Title: Analysis, Design, and Implementation of Beamforming in Wireless Sensor Networks

Speaker: Prof. Kung Yao

Distinguished Professor, Electrical Engineering Department University of California Los Angeles (UCLA)

Time: April. 03, 2007, 10:30AM

Place: 1-315, FIT Building

Organizer: Research Institute of Information Technology (RIIT), Tsinghua University

Kung Yao received the B.S.E. (Highest Honors), M.A. and Ph.D. degrees in electrical engineering all from Princeton University, Princeton, N.J. Presently, he is a Distinguished Professor in the Electrical Engineering Department at UCLA. In 1985-1988, he served as an Assistant Dean of the School of Engineering and Applied Science at UCLA. His research interests include sensor array system, digital communication theory, wireless radio system, digital and array processing, systolic and VLSI algorithms. He has published over 250 journal and conference papers. Dr. Yao received the IEEE Signal Processing Society's 1993 Senior Award in VLSI Signal Processing.

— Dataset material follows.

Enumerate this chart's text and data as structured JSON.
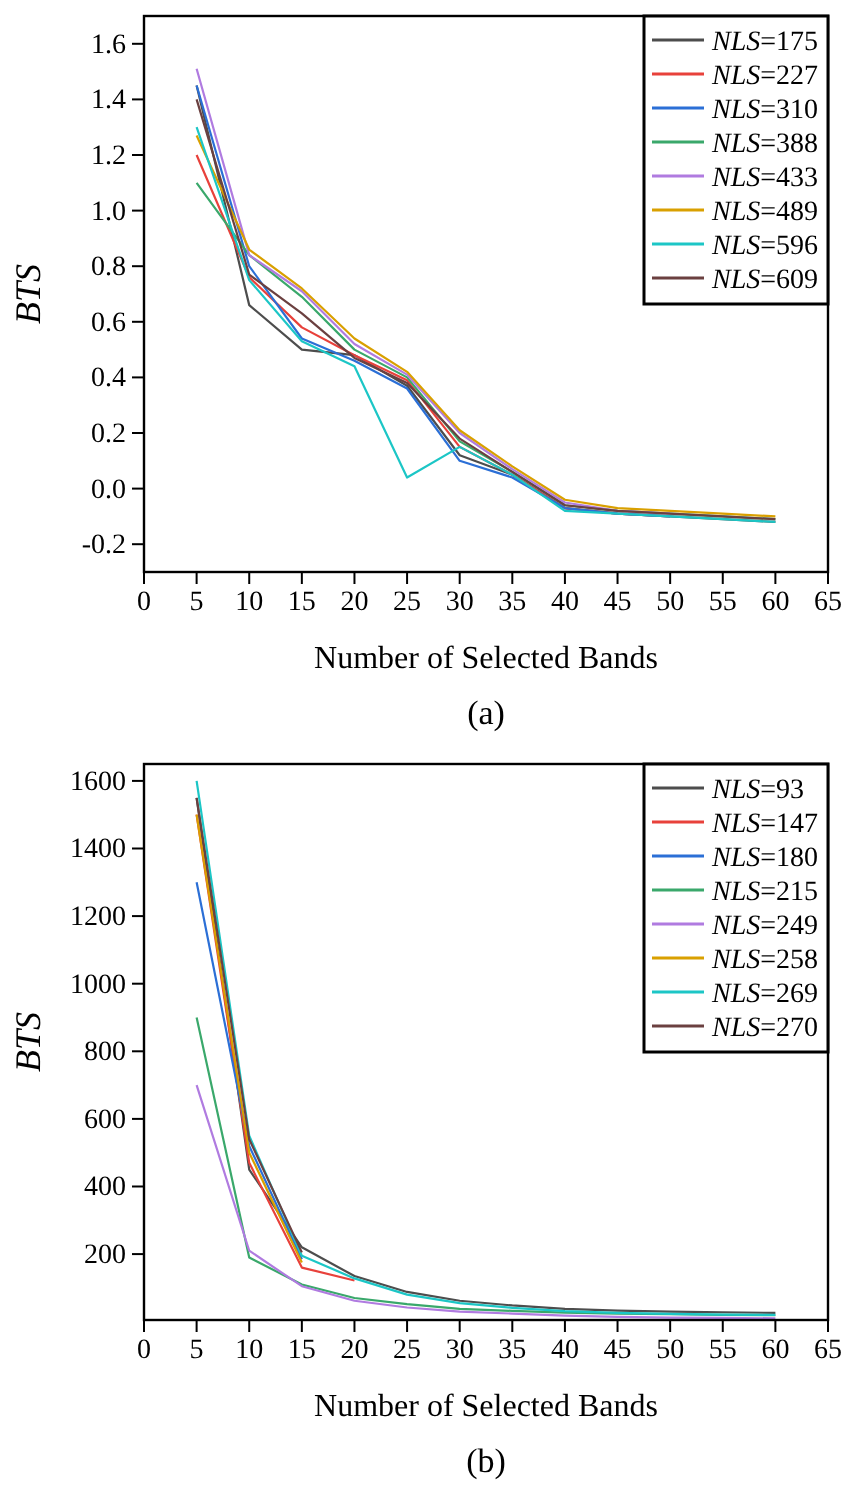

He was the co-editor of a two volume series of an IEEE Reprint Book on "High Performance VLSI Signal Processing," IEEE Press, 1997. He has served as Associate Editors for IEEE Transactions on Information Theory, IEEE Transactions on Signal Processing, IEEE Transactions on Circuits and Systems, IEEE Communications Letters, and guest editors of numerous Special Issues. He is a Life Fellow of IEEE.

In this overview talk, we will review three different classes of acoustical beamforming in sensor networks. The first array used four uniformly-spaced hearing aid microphones to perform a steerable array based on the maximum-energy criterion. A system implemented with a DSP processor board collected various experimental data in an anechoic chamber and a regular room for hearing aid applications. The second array used randomly distributed microphones to perform wideband beamforming based on a maximum eigenvector array for vehicle detection, localization, and signal enhancement. The third array was based on the Approximate Maximum-Likelihood criterion to estimate single or multiple acoustic sources for near-field localization and far-field direction-of-arrival estimations. This array was capable of various beamforming and nulling operations. Several wired and wireless experimental arrays have been implemented for various applications.